To escape CD8+ T-cell immunity, human cytomegalovirus (HCMV) US11 redirects MHC-I for rapid ER-associated proteolytic degradation (ERAD). In humans, classical MHC-I molecules are encoded by the highly polymorphic HLA-A, -B and -C gene loci. While HLA-C resists US11 degradation, the specificity for HLA-A and HLA-B products has not been systematically studied. In this study we analyzed the MHC-I peptide ligands in HCMV-infected cells. A US11-dependent loss of HLA-A ligands was observed, but not of HLA-B. We revealed a general ability of HLA-B to assemble with β₂m and exit from the ER in the presence of US11. Surprisingly, a low-complexity region between the signal peptide sequence and the Ig-like domain of US11, was necessary to form a stable interaction with assembled MHC-I and, moreover, this region was also responsible for changing the pool of HLA-B ligands.

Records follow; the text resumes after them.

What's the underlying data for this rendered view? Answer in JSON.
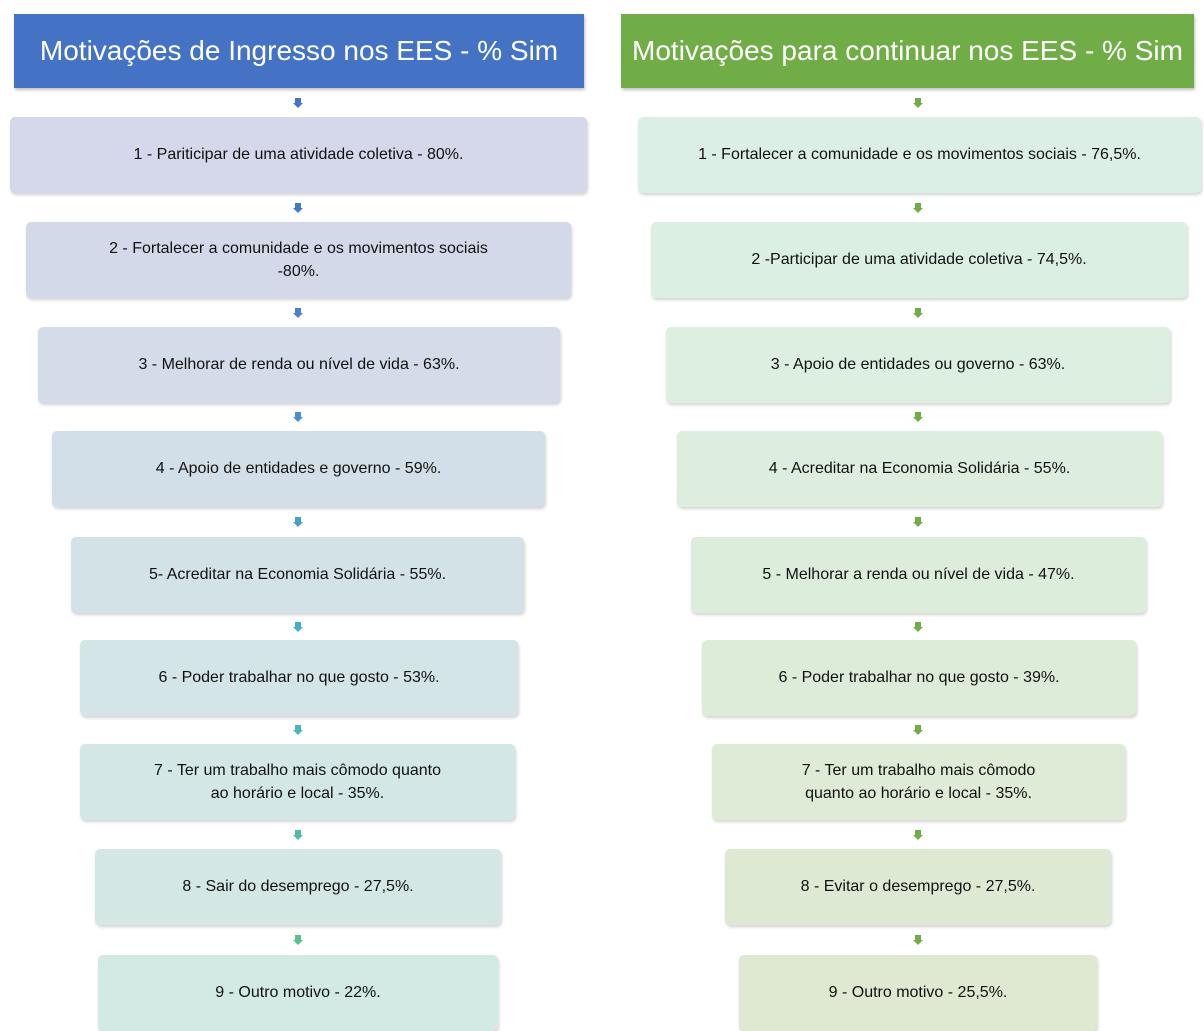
{
  "left": {
    "title": "Motivações de Ingresso nos EES - % Sim",
    "items": [
      "1 - Pariticipar de uma atividade coletiva - 80%.",
      "2 - Fortalecer a comunidade e os movimentos sociais -80%.",
      "3 - Melhorar de renda ou nível de vida - 63%.",
      "4 - Apoio de entidades e governo - 59%.",
      "5- Acreditar na Economia Solidária - 55%.",
      "6 - Poder trabalhar no que gosto - 53%.",
      "7 - Ter um trabalho mais cômodo quanto ao horário e local - 35%.",
      "8 - Sair do desemprego - 27,5%.",
      "9 - Outro motivo - 22%."
    ]
  },
  "right": {
    "title": "Motivações para continuar nos EES - % Sim",
    "items": [
      "1 - Fortalecer a comunidade e os movimentos sociais - 76,5%.",
      "2 -Participar de uma atividade coletiva - 74,5%.",
      "3 - Apoio de entidades ou governo - 63%.",
      "4 - Acreditar na Economia Solidária - 55%.",
      "5 - Melhorar a renda ou nível de vida - 47%.",
      "6 - Poder trabalhar no que gosto - 39%.",
      "7 - Ter um trabalho mais cômodo quanto ao horário e local - 35%.",
      "8 - Evitar o desemprego - 27,5%.",
      "9 - Outro motivo - 25,5%."
    ]
  }
}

Our data suggest a two-pronged strategy by US11 to escape CD8+ T-cell immunity, firstly, by degrading HLA-A molecules, and secondly, by manipulating the HLA-B ligandome. The human immune system can cover the presentation of a wide array of pathogen derived antigens owing to the three extraordinary polymorphic MHC class I (MHC-I) gene loci, called HLA-A, -B and -C in humans. Studying the HLA peptide ligands of human cytomegalovirus (HCMV) infected cells, we realized that the HCMV encoded glycoprotein US11 targeted different HLA gene products in distinct manners. More than 20 years ago the first HCMV encoded MHC-I inhibitors were identified, including US11, targeting MHC-I for proteasomal degradation. Here, we describe that the prime target for US11-mediated degradation is HLA-A, whereas HLA-B can resist degradation. Our further mechanistic analysis revealed that US11 uses various domains for distinct functions. Remarkably, the ability of US11 to interact with assembled MHC-I and modify peptide loading of degradation-resistant HLA-B was dependent on a low-complexity region (LCR) located between the signal peptide and the immunoglobulin-like domain of US11. To redirect MHC-I for proteasomal degradation the LCR was dispensable. These findings now raise the intriguing question why US11 has evolved to target HLA-A and -B differentially. Possibly, HLA-B molecules are spared in order to dampen NK cell attack against infected cells.